Saya pernah menuliskan pandangan positif tentang kemacetan di jalan. Bahwa macet adalah sekian banyak mobil hanya sedang antri dan seolah etalase mobil berbagai jenis dan merek. Pandangan lain saya tentang kemacetan adalah pembangunan terlihat jelas. Jalan penggerak roda ekonomi, pengerek kehidupan, dan penera kesibukan. Di Indonesia pedagang asongan pun bisa masuk jalan tol. Jadilah indikator kemacetan parah adalah adanya pedagang asongan (bukan adanya Si Komo lewat, ya!). Soal profit dan benefit adanya tol biar para ekonom menghitungnya, termasuk profit tol bagi pedagang asongan dan benefit tol bagi petani miskin atau orang kelaparan di desa ujung Pulau Jawa.
Jalan tol dibangun disertai niat sebagai solusi kemacetan. Jauh panggang dari api, jalan tol bertambah, mobil melesat kuantitasnya. Tol adalah solusi sementara atau jangka pendek, solusi reaktif atas tuntutan perhubungan yang lancar. Kalaulah dalam tol ternyata kemacetan lebih parah tinimbang jalan biasa, istilah jalan bebas hambatan tidaklah pantas lagi. Apa daya pengguna tak bisa dan tak terbiasa protes. Para pebisnis tajir melihat peluang, membuat layanan helikopter. Tapi di Brasil (Sao Paulo) sana, yang punya penyakit kemacetan sama, jalur udara sudah penuh juga karena lalu lalang helikopter.
Tol pertama di Indonesia terbangun tahun 1978. Euforianya dulu orang bisa bersantai di pinggir tol menikmati suasana jalan bebas hambatan.
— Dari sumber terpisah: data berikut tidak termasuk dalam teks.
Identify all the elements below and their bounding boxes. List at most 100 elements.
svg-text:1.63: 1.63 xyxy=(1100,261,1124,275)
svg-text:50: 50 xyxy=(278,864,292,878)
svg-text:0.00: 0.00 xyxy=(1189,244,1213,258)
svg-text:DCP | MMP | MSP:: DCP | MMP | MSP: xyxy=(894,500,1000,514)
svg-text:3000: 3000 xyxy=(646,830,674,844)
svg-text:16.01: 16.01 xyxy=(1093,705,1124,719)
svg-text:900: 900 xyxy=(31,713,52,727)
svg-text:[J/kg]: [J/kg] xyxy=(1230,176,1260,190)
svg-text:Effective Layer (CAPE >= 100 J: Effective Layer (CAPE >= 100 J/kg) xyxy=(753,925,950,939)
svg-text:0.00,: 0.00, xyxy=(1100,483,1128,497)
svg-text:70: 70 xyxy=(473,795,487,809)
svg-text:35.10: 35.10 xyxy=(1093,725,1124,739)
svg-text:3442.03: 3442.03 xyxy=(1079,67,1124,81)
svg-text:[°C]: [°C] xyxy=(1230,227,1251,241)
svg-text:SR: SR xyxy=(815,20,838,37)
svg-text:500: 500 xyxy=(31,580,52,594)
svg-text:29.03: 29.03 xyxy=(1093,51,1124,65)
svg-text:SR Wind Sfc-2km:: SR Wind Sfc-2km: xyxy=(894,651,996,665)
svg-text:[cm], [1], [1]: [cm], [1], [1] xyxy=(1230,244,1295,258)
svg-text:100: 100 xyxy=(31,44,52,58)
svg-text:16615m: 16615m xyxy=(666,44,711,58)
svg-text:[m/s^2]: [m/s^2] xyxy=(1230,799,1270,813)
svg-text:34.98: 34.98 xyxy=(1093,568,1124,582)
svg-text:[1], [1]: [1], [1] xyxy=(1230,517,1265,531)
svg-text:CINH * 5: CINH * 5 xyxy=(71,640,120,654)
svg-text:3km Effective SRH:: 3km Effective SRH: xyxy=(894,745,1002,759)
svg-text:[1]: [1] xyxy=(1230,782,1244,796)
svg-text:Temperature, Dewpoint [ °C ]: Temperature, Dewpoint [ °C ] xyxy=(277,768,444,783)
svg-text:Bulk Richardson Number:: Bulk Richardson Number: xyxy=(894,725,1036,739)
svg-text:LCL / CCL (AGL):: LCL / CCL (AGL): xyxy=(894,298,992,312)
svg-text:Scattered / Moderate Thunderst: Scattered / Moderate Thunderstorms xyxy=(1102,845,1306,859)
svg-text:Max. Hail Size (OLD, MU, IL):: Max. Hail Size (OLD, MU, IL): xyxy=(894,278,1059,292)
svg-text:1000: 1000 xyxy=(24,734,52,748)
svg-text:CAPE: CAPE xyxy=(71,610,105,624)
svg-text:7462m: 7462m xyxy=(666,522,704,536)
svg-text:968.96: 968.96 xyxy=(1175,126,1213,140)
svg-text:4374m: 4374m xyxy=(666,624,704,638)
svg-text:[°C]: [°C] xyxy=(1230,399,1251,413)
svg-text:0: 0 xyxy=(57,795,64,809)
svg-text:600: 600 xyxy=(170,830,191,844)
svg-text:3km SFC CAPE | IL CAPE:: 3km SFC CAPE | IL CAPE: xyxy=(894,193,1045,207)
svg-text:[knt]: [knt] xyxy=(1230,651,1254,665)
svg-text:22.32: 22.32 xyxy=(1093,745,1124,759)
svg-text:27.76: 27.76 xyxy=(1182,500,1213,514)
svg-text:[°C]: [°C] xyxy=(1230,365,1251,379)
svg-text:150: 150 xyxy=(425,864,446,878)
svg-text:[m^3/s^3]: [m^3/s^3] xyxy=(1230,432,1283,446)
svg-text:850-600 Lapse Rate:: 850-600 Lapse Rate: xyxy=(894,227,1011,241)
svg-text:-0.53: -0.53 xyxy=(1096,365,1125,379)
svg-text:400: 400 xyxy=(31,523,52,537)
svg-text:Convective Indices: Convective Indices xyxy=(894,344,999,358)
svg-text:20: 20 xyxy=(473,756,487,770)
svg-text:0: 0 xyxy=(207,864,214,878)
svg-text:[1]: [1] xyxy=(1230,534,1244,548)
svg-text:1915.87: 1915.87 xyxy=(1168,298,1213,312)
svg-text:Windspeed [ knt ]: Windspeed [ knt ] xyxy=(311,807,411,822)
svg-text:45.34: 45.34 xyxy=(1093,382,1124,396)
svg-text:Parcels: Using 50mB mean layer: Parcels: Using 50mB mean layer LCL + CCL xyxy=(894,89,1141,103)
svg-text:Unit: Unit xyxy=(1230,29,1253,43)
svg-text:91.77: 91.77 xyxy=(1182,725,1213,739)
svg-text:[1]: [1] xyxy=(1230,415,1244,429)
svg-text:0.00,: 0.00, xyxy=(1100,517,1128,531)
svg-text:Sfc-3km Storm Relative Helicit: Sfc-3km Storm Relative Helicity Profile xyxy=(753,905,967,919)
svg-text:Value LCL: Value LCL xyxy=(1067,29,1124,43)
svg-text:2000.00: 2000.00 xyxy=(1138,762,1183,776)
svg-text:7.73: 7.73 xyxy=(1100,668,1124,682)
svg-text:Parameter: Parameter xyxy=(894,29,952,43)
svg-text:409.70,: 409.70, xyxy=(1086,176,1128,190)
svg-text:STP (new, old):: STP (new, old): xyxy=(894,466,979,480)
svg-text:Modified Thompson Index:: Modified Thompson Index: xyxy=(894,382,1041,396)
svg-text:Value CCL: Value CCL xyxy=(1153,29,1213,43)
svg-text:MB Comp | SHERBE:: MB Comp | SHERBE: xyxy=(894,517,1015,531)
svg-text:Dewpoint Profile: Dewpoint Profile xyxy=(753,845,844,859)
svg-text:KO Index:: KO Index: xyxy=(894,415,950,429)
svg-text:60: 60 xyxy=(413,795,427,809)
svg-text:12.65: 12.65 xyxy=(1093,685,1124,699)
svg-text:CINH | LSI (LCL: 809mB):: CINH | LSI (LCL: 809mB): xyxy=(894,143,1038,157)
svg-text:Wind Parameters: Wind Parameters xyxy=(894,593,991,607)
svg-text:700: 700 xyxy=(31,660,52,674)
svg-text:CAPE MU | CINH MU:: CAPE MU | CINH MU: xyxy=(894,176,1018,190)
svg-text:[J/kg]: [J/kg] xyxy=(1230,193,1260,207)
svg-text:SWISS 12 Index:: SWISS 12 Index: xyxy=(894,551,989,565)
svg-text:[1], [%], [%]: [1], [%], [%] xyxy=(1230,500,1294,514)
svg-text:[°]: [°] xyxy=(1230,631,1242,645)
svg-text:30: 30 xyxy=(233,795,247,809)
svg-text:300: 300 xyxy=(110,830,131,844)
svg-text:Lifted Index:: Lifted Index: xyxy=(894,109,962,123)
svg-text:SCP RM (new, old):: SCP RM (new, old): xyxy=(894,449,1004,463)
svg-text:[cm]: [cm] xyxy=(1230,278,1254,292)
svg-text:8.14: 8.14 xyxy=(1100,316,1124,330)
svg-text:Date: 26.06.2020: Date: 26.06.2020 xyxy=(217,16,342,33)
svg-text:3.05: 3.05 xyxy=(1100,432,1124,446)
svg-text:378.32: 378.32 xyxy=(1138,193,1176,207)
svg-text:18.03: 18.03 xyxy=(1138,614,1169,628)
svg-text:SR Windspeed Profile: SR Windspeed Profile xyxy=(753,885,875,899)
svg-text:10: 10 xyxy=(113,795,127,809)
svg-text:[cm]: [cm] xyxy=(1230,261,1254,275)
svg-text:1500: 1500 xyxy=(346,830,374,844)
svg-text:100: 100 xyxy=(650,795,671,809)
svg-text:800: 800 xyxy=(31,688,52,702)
Kini hal itu jika dilakukan bisa disemprit petugas tol. Tol-tol terus terbangun dan terkoneksi. Tapi kemacetan tetap saja terjadi bahkan lebih parah. Di Ibukota hitungan triliun per tahun tidak efisien atas nama kemacetan. Kita berkiblat ke Uda Sam (US) sana, bukan Jepang, yang tidak terlalu fokus ke tranportasi massal. Kereta baru dibenahi sejak awal 2000an. Ada teori bahwa menilai kemajuan suatu negara dilihat dari tingkah pengguna jalan saat kemacetan terjadi.
Berkaca dari Jepang dan Belanda, orang sana cenderung lebih memilih berjalan kaki atau bersepeda daripada naik mobil. Sebab iklim di sana dingin (setidaknya tak sepanas di Indonesia) untuk sekadar berjalan kaki atau bersepeda. Di sini kita malas berjalan kaki atau bersepeda karena kita di Khatulistiwa, panas. Saking malasnya kita, ke masjid sepelemparan batu kita pun berkendara motor. Ada baiknya pembenahan transportasi dimulai dari trotoar/jalanan yang hijau banyak pepohonan dan ramah pejalan kaki/pesepeda. Atau pembenahan jalur sepeda dan insentif untuk pesepeda.
Saat kemacetan memuncak, melihat aplikasi penanda-jalan tampak semua ruas memerah. Ruas itu saling terhubung, seperti syaraf di otak kita. Persediaan kesabaran kita tak cukup untuk menghadapi waktu dan himpitan kemacetan dalam tol. Jika sabar adalah sebagian dari iman, maka kemacetan adalah sebagian dari iman juga. Ujian kesabaran di tengah himpitan kendaraan.
Di tengah kemacetan yang megetengahkan kepadatan adalah ruang kita melarungkan pikiran saat raga terkurung. Pilihannya tercenung atau merenung, kecuali kau kebelet pipis. Tak akan ingat iman jika sudah menahan pipis. Menahan pipis di tengah kemacetan lebih membuatmu gelisah daripada menahan rindu ketemu pacar atau istri. Ini harus masuk parameter hitungan kerugian akibat kemacetan kronis!